A significant boom in retail private credit, totaling approximately $80 billion, has been largely fueled by a 2020 Securities and Exchange Commission (SEC) exemption that allows Business Development Companies (BDCs) to offer multiple share classes. This regulatory change, which took over five years to approve following an application by Future Standard, has created lucrative incentives for financial advisors, who have collected at least $796 million in fees and commissions for selling these products to individual investors.

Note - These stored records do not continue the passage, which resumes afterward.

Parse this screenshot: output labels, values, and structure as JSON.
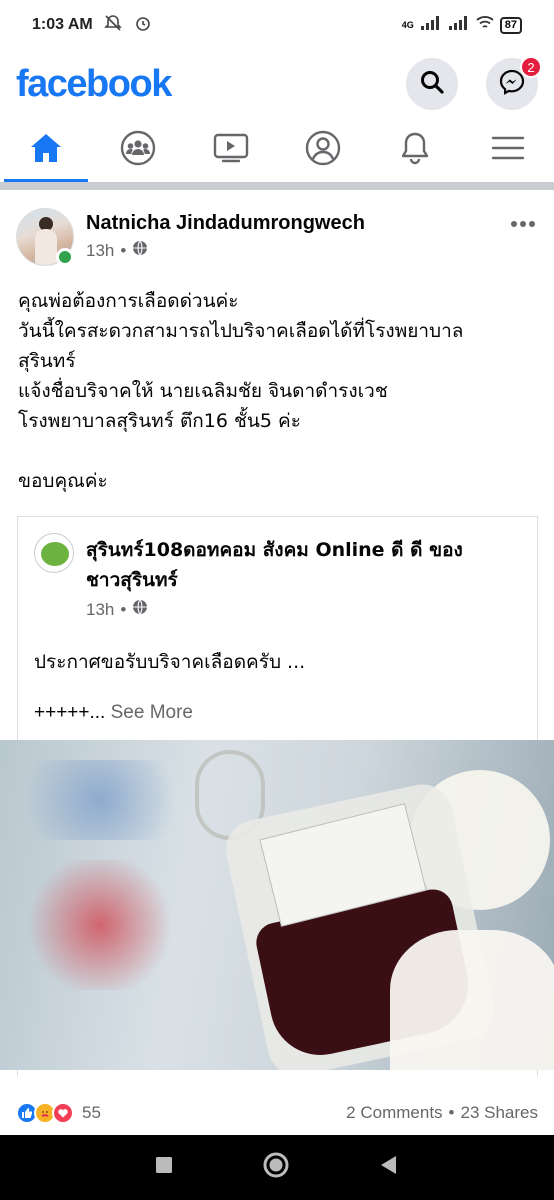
{
  "status_bar": {
    "time": "1:03 AM",
    "network": "4G",
    "battery": "87"
  },
  "header": {
    "logo": "facebook",
    "messenger_badge": "2"
  },
  "nav_tabs": [
    {
      "name": "home",
      "active": true
    },
    {
      "name": "groups",
      "active": false
    },
    {
      "name": "watch",
      "active": false
    },
    {
      "name": "profile",
      "active": false
    },
    {
      "name": "notifications",
      "active": false
    },
    {
      "name": "menu",
      "active": false
    }
  ],
  "post": {
    "author": "Natnicha Jindadumrongwech",
    "time": "13h",
    "privacy_icon": "globe-icon",
    "text_lines": [
      "คุณพ่อต้องการเลือดด่วนค่ะ",
      "วันนี้ใครสะดวกสามารถไปบริจาคเลือดได้ที่โรงพยาบาล",
      "สุรินทร์",
      "แจ้งชื่อบริจาคให้ นายเฉลิมชัย จินดาดำรงเวช",
      "โรงพยาบาลสุรินทร์ ตึก16 ชั้น5 ค่ะ",
      "",
      "ขอบคุณค่ะ"
    ],
    "shared": {
      "author_line1": "สุรินทร์108ดอทคอม สังคม Online ดี ดี ของ",
      "author_line2": "ชาวสุรินทร์",
      "time": "13h",
      "text": "ประกาศขอรับบริจาคเลือดครับ ...",
      "text2": "+++++...",
      "see_more": "See More"
    },
    "reaction_count": "55",
    "comments": "2 Comments",
    "shares": "23 Shares",
    "separator_dot": "•"
  },
  "colors": {
    "brand": "#1877f2",
    "secondary_text": "#65676b",
    "online": "#31a24c",
    "badge": "#e41e3f"
  }
}
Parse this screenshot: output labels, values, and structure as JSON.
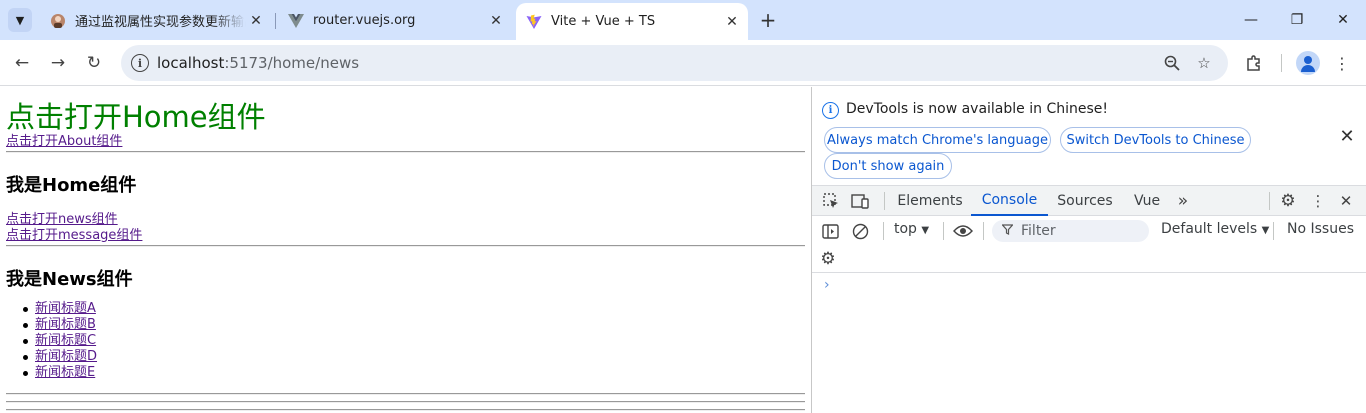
{
  "browser": {
    "tabs": [
      {
        "title": "通过监视属性实现参数更新输出"
      },
      {
        "title": "router.vuejs.org"
      },
      {
        "title": "Vite + Vue + TS"
      }
    ],
    "url_host": "localhost",
    "url_rest": ":5173/home/news"
  },
  "page": {
    "heading_home_link": "点击打开Home组件",
    "link_about": "点击打开About组件",
    "home_title": "我是Home组件",
    "link_news": "点击打开news组件",
    "link_message": "点击打开message组件",
    "news_title": "我是News组件",
    "news_items": [
      "新闻标题A",
      "新闻标题B",
      "新闻标题C",
      "新闻标题D",
      "新闻标题E"
    ]
  },
  "devtools": {
    "banner_message": "DevTools is now available in Chinese!",
    "btn_match": "Always match Chrome's language",
    "btn_switch": "Switch DevTools to Chinese",
    "btn_dont_show": "Don't show again",
    "tabs": [
      "Elements",
      "Console",
      "Sources",
      "Vue"
    ],
    "context": "top",
    "filter_placeholder": "Filter",
    "levels": "Default levels",
    "issues": "No Issues",
    "prompt": "›"
  },
  "colors": {
    "tabstrip": "#d3e3fd",
    "home_heading": "#008000",
    "visited_link": "#551a8b",
    "accent": "#0b57d0"
  }
}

Activist investor Boaz Weinstein has criticized the practice, suggesting that advisors are rewarded for steering clients into these semi-liquid funds, and questioning whether retail investors fully understand the trade-offs between performance and liquidity. While some industry figures argue that the fees are competitive and disclosed, others, like Dhruv Maniktala, Chief Investment Officer at True North Advisors, acknowledge that broker-dealers have a strong incentive to promote these products. He noted that promised yields are the primary driver for retail demand, but the growth explosion has been significantly aided by brokers.

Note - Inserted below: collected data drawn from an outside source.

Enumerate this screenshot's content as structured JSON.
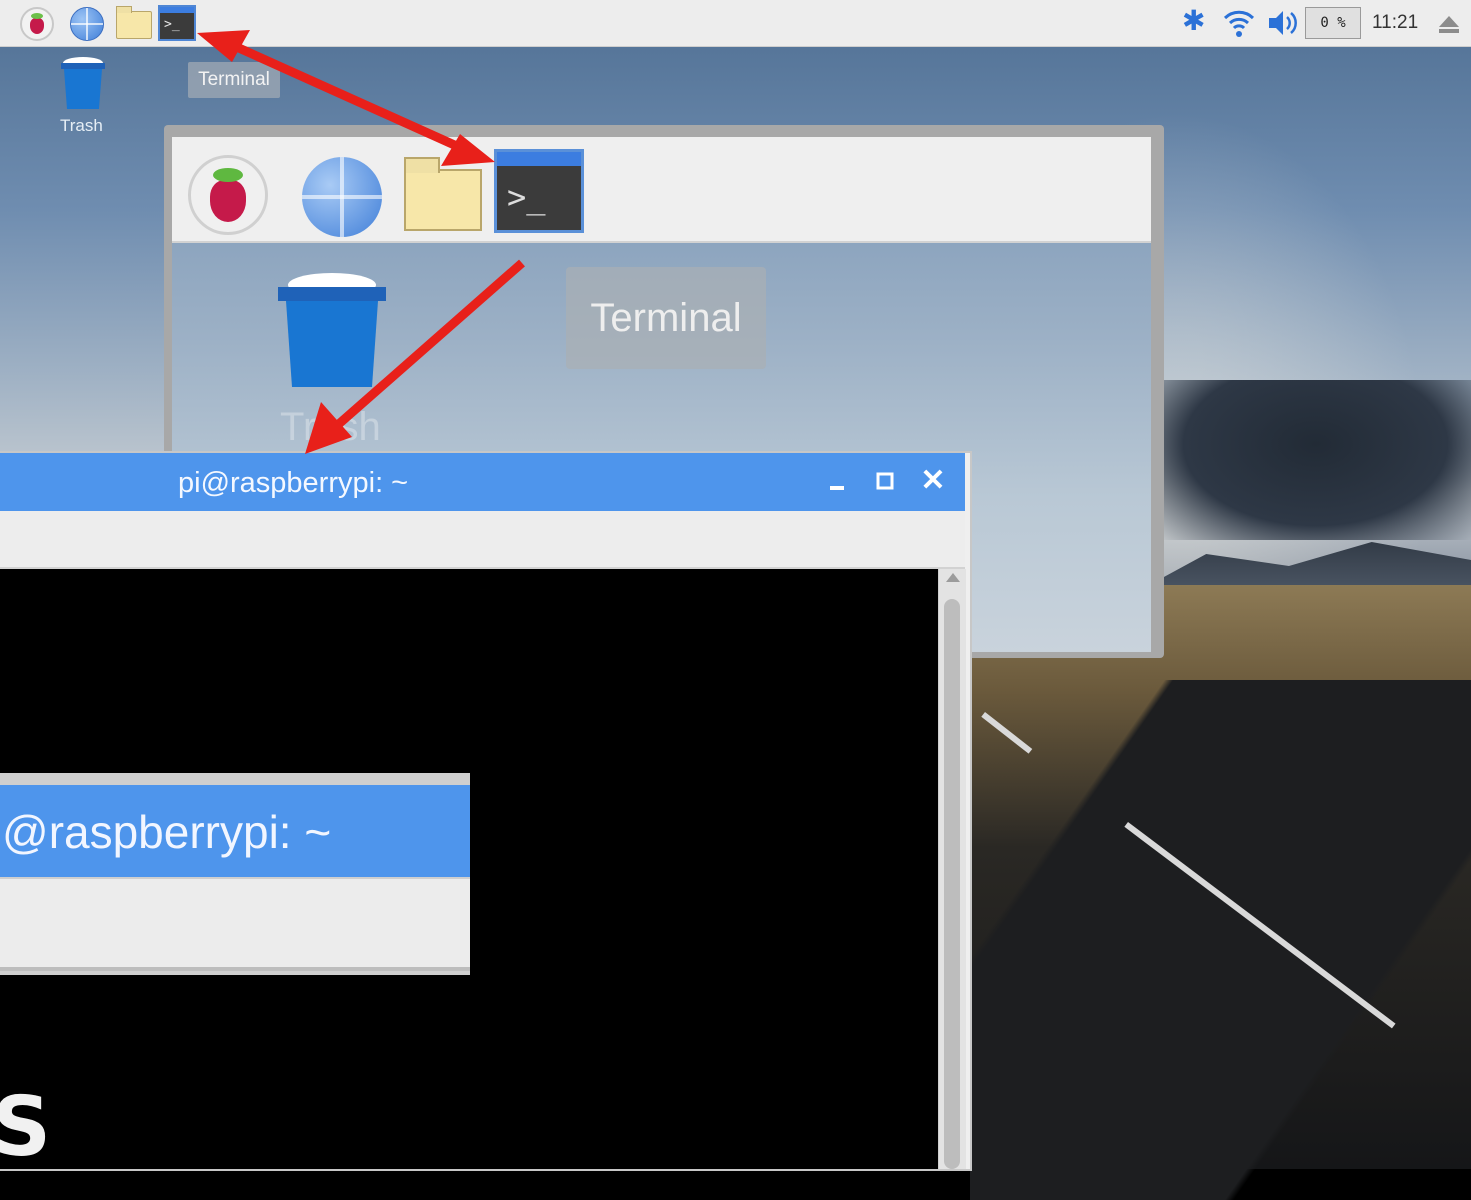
{
  "taskbar": {
    "launchers": [
      "raspberry-pi-menu",
      "web-browser",
      "file-manager",
      "terminal"
    ],
    "terminal_glyph": ">_",
    "cpu_usage": "0 %",
    "clock": "11:21"
  },
  "desktop": {
    "trash_label": "Trash",
    "tooltip": "Terminal"
  },
  "zoom_panel": {
    "terminal_glyph": ">_",
    "trash_label": "Trash",
    "tooltip": "Terminal"
  },
  "terminal_window": {
    "title": "pi@raspberrypi: ~",
    "minimize_label": "_",
    "close_label": "✕"
  },
  "title_zoom": {
    "title": "@raspberrypi: ~"
  },
  "overlay_glyph": "S",
  "colors": {
    "titlebar": "#4e95ec",
    "arrow": "#e8201a",
    "taskbar": "#ededed"
  }
}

The ability to offer different share classes, with varying fee structures, is crucial for distribution. Class I shares, typically for institutional investors, carry no sales commissions or servicing fees. In contrast, Class D and S shares allow advisors and broker-dealers to earn commissions, up to 3.5% upfront and 0.85% annually for Class S. Despite this, approximately 71% of outstanding shares across major non-traded BDCs are Class I shares, indicating a significant portion of assets are held by investors not directly paying sales commissions. However, the total fees collected by advisors could exceed $1 billion, with Blue Owl disclosing $67.6 million in upfront commissions alone across its funds.
Recent redemptions from BDCs, including a 10% request from Blackstone's flagship BCRED fund, have intensified scrutiny on the sector. While firms like Blackstone assert that liquidity constraints are marketed, the ongoing pullbacks prompt further questions about investor understanding and the role of advisor incentives in the initial investment decisions.